AMMAN, Jordan (AP) — Jordan said Sunday it will sharply diminish the duties of its powerful military court in line with promised state reforms to allow for wider freedom of expression.

Spearheading the reforms, Jordan’s King Abdullah II has called for amending a law governing the tasks of the no-jury tribunal, officially known as the State Security Court.

Reformists criticize the court as a government tool to muzzle them.

Information Minister Mohammad Momani said the amended draft law, which will be debated in the elected parliament, was unanimously endorsed by Cabinet Sunday.

He said out of 17 crimes previously under its jurisdiction, the military court would now only have authority over matters related to terrorism, espionage, treason, illegal drugs and currency counterfeiting.
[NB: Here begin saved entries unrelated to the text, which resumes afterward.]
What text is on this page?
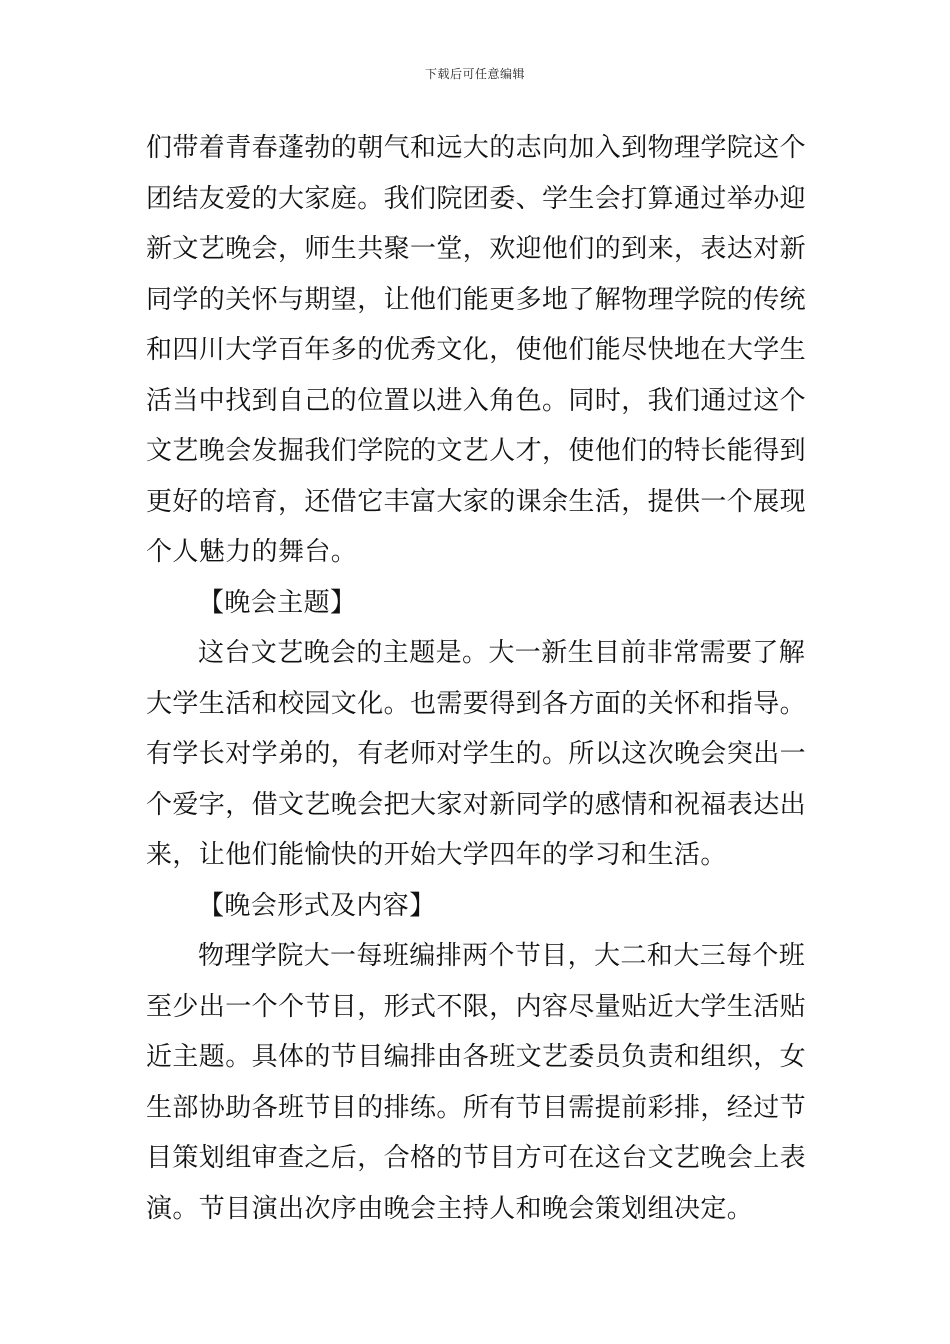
下载后可任意编辑
们带着青春蓬勃的朝气和远大的志向加入到物理学院这个
团结友爱的大家庭。我们院团委、学生会打算通过举办迎
新文艺晚会，师生共聚一堂，欢迎他们的到来，表达对新
同学的关怀与期望，让他们能更多地了解物理学院的传统
和四川大学百年多的优秀文化，使他们能尽快地在大学生
活当中找到自己的位置以进入角色。同时，我们通过这个
文艺晚会发掘我们学院的文艺人才，使他们的特长能得到
更好的培育，还借它丰富大家的课余生活，提供一个展现
个人魅力的舞台。
【晚会主题】
这台文艺晚会的主题是。大一新生目前非常需要了解
大学生活和校园文化。也需要得到各方面的关怀和指导。
有学长对学弟的，有老师对学生的。所以这次晚会突出一
个爱字，借文艺晚会把大家对新同学的感情和祝福表达出
来，让他们能愉快的开始大学四年的学习和生活。
【晚会形式及内容】
物理学院大一每班编排两个节目，大二和大三每个班
至少出一个个节目，形式不限，内容尽量贴近大学生活贴
近主题。具体的节目编排由各班文艺委员负责和组织，女
生部协助各班节目的排练。所有节目需提前彩排，经过节
目策划组审查之后，合格的节目方可在这台文艺晚会上表
演。节目演出次序由晚会主持人和晚会策划组决定。
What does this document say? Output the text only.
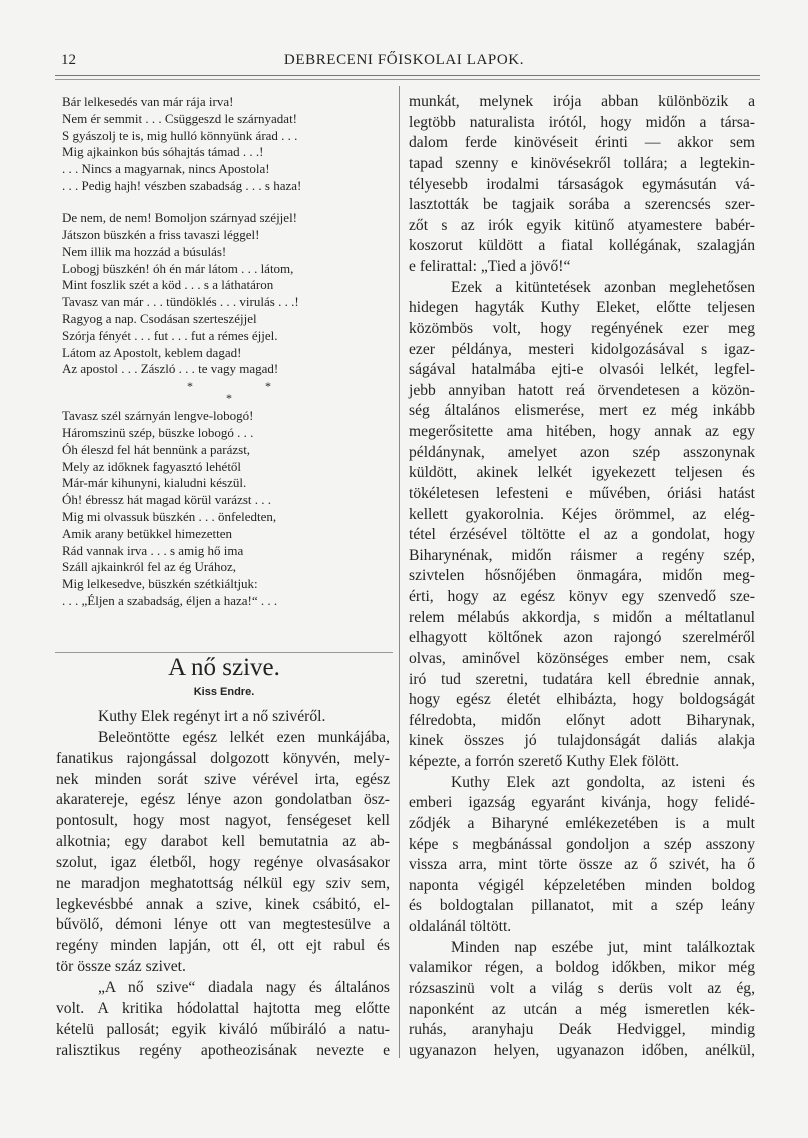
12	DEBRECENI FŐISKOLAI LAPOK.
Bár lelkesedés van már rája irva!
Nem ér semmit . . . Csüggeszd le szárnyadat!
S gyászolj te is, mig hulló könnyünk árad . . .
Mig ajkainkon bús sóhajtás támad . . .!
. . . Nincs a magyarnak, nincs Apostola!
. . . Pedig hajh! vészben szabadság . . . s haza!
De nem, de nem! Bomoljon szárnyad széjjel!
Játszon büszkén a friss tavaszi léggel!
Nem illik ma hozzád a búsulás!
Lobogj büszkén! óh én már látom . . . látom,
Mint foszlik szét a köd . . . s a láthatáron
Tavasz van már . . . tündöklés . . . virulás . . .!
Ragyog a nap. Csodásan szerteszéjjel
Szórja fényét . . . fut . . . fut a rémes éjjel.
Látom az Apostolt, keblem dagad!
Az apostol . . . Zászló . . . te vagy magad!
*
*
*
Tavasz szél szárnyán lengve-lobogó!
Háromszinü szép, büszke lobogó . . .
Óh éleszd fel hát bennünk a parázst,
Mely az időknek fagyasztó lehétől
Már-már kihunyni, kialudni készül.
Óh! ébressz hát magad körül varázst . . .
Mig mi olvassuk büszkén . . . önfeledten,
Amik arany betükkel himezetten
Rád vannak irva . . . s amig hő ima
Száll ajkainkról fel az ég Urához,
Mig lelkesedve, büszkén szétkiáltjuk:
. . . „Éljen a szabadság, éljen a haza!“ . . .
A nő szive.
Kiss Endre.
Kuthy Elek regényt irt a nő szivéről.
Beleöntötte egész lelkét ezen munkájába,
fanatikus rajongással dolgozott könyvén, mely-
nek minden sorát szive vérével irta, egész
akaratereje, egész lénye azon gondolatban ösz-
pontosult, hogy most nagyot, fenségeset kell
alkotnia; egy darabot kell bemutatnia az ab-
szolut, igaz életből, hogy regénye olvasásakor
ne maradjon meghatottság nélkül egy sziv sem,
legkevésbbé annak a szive, kinek csábitó, el-
bűvölő, démoni lénye ott van megtestesülve a
regény minden lapján, ott él, ott ejt rabul és
tör össze száz szivet.
„A nő szive“ diadala nagy és általános
volt. A kritika hódolattal hajtotta meg előtte
kételü pallosát; egyik kiváló műbiráló a natu-
ralisztikus regény apotheozisának nevezte e
munkát, melynek irója abban különbözik a
legtöbb naturalista irótól, hogy midőn a társa-
dalom ferde kinövéseit érinti — akkor sem
tapad szenny e kinövésekről tollára; a legtekin-
télyesebb irodalmi társaságok egymásután vá-
lasztották be tagjaik sorába a szerencsés szer-
zőt s az irók egyik kitünő atyamestere babér-
koszorut küldött a fiatal kollégának, szalagján
e felirattal: „Tied a jövő!“
Ezek a kitüntetések azonban meglehetősen
hidegen hagyták Kuthy Eleket, előtte teljesen
közömbös volt, hogy regényének ezer meg
ezer példánya, mesteri kidolgozásával s igaz-
ságával hatalmába ejti-e olvasói lelkét, legfel-
jebb annyiban hatott reá örvendetesen a közön-
ség általános elismerése, mert ez még inkább
megerősitette ama hitében, hogy annak az egy
példánynak, amelyet azon szép asszonynak
küldött, akinek lelkét igyekezett teljesen és
tökéletesen lefesteni e művében, óriási hatást
kellett gyakorolnia. Kéjes örömmel, az elég-
tétel érzésével töltötte el az a gondolat, hogy
Biharynénak, midőn ráismer a regény szép,
szivtelen hősnőjében önmagára, midőn meg-
érti, hogy az egész könyv egy szenvedő sze-
relem mélabús akkordja, s midőn a méltatlanul
elhagyott költőnek azon rajongó szerelméről
olvas, aminővel közönséges ember nem, csak
iró tud szeretni, tudatára kell ébrednie annak,
hogy egész életét elhibázta, hogy boldogságát
félredobta, midőn előnyt adott Biharynak,
kinek összes jó tulajdonságát daliás alakja
képezte, a forrón szerető Kuthy Elek fölött.
Kuthy Elek azt gondolta, az isteni és
emberi igazság egyaránt kivánja, hogy felidé-
ződjék a Biharyné emlékezetében is a mult
képe s megbánással gondoljon a szép asszony
vissza arra, mint törte össze az ő szivét, ha ő
naponta végigél képzeletében minden boldog
és boldogtalan pillanatot, mit a szép leány
oldalánál töltött.
Minden nap eszébe jut, mint találkoztak
valamikor régen, a boldog időkben, mikor még
rózsaszinü volt a világ s derüs volt az ég,
naponként az utcán a még ismeretlen kék-
ruhás, aranyhaju Deák Hedviggel, mindig
ugyanazon helyen, ugyanazon időben, anélkül,
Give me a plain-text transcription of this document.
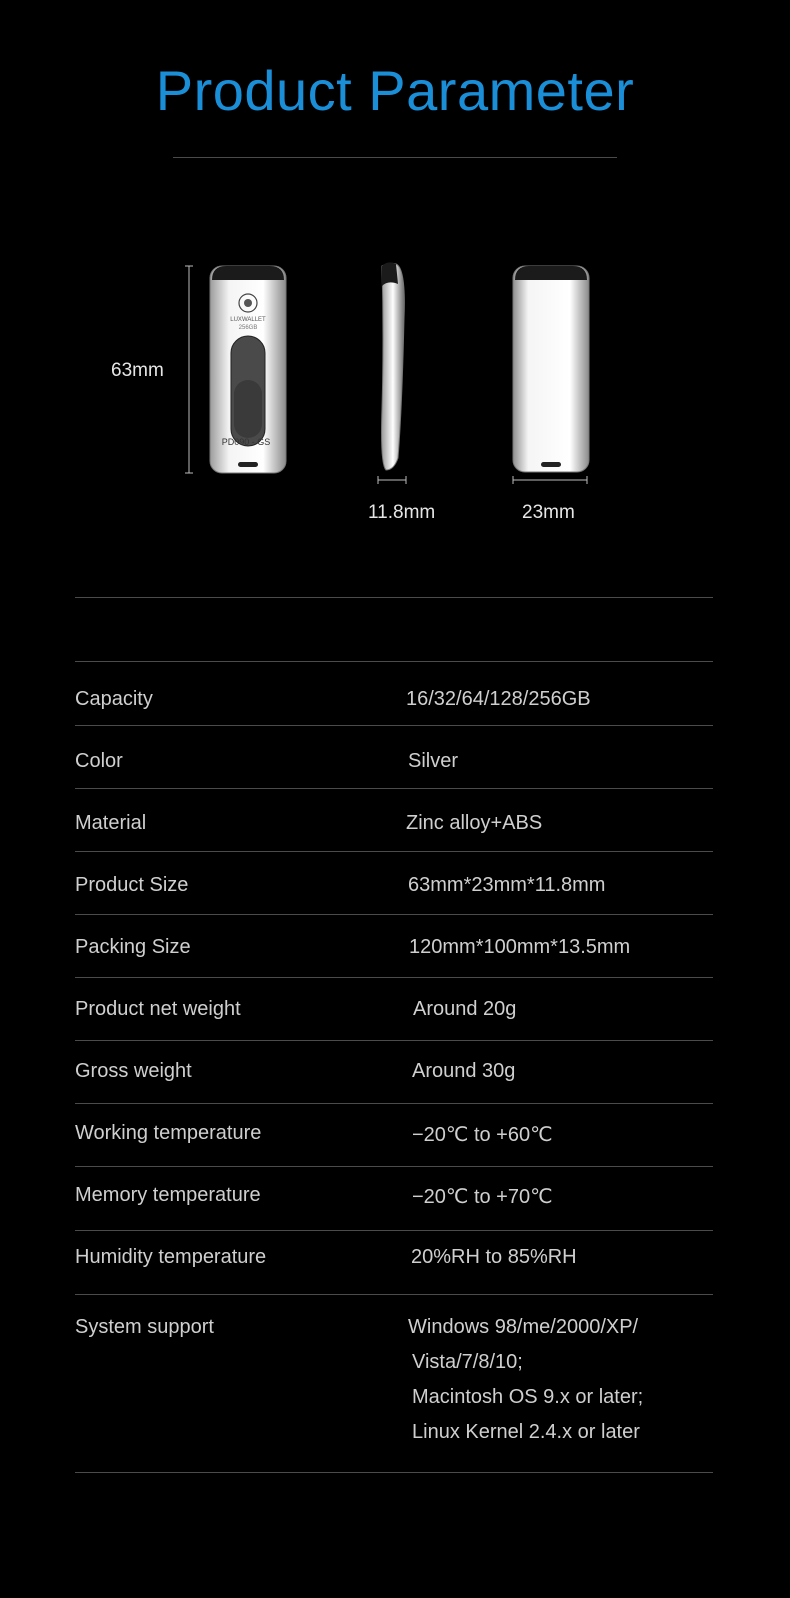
Product Parameter
LUXWALLET
256GB
PD090 - GS
63mm
11.8mm	23mm
Capacity	16/32/64/128/256GB
Color	Silver
Material	Zinc alloy+ABS
Product Size	63mm*23mm*11.8mm
Packing Size	120mm*100mm*13.5mm
Product net weight	Around 20g
Gross weight	Around 30g
Working temperature	−20℃ to +60℃
Memory temperature	−20℃ to +70℃
Humidity temperature	20%RH to 85%RH
System support	Windows 98/me/2000/XP/
Vista/7/8/10;
Macintosh OS 9.x or later;
Linux Kernel 2.4.x or later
“This is a significant milestone toward the aspired reforms in line with consistent demands by reform movements in Jordan,” Momani told The Associated Press following the Cabinet endorsement.

He said one of the most controversial offenses removed from the court’s jurisdiction is criticizing the king in public, better known as lesser majeste — punishable by up to 3 years in jail. In practice however, the king often intervened and pardoned his critics.

Reformist activist Assef Nasser said it was a “step in the right direction.”

“We hope that the ultimate goal would be to dissolve the court altogether,” said the activist, who faces trial in the military court with 10 other young Jordanians on charges of plotting to overthrow the government for taking part in violent riots last November over an across-the-board fuel price hike. Four people, including three policemen, were killed and scores of others were wounded in the unusual violence.

Jordan has seen protests calling for reforms, but they were much smaller and relatively peaceful compared to mass and violent demonstrations in other Arab capitals.

Jordan’s king was able to stave off the violence that swept other Arab countries in the so-called Arab Spring that toppled four Arab leaders in 2011 by speeding up reforms he initiated since he ascended to the throne in 1999.

The changes included removing restrictions on public gatherings, holding parliamentary elections and amending 42 articles, or one-third, of the 60-year-old constitution, giving more powers to the elected parliament. The king promised more powers to the legislature gradually over the next few years as the crown takes a step back from running the daily affairs of state.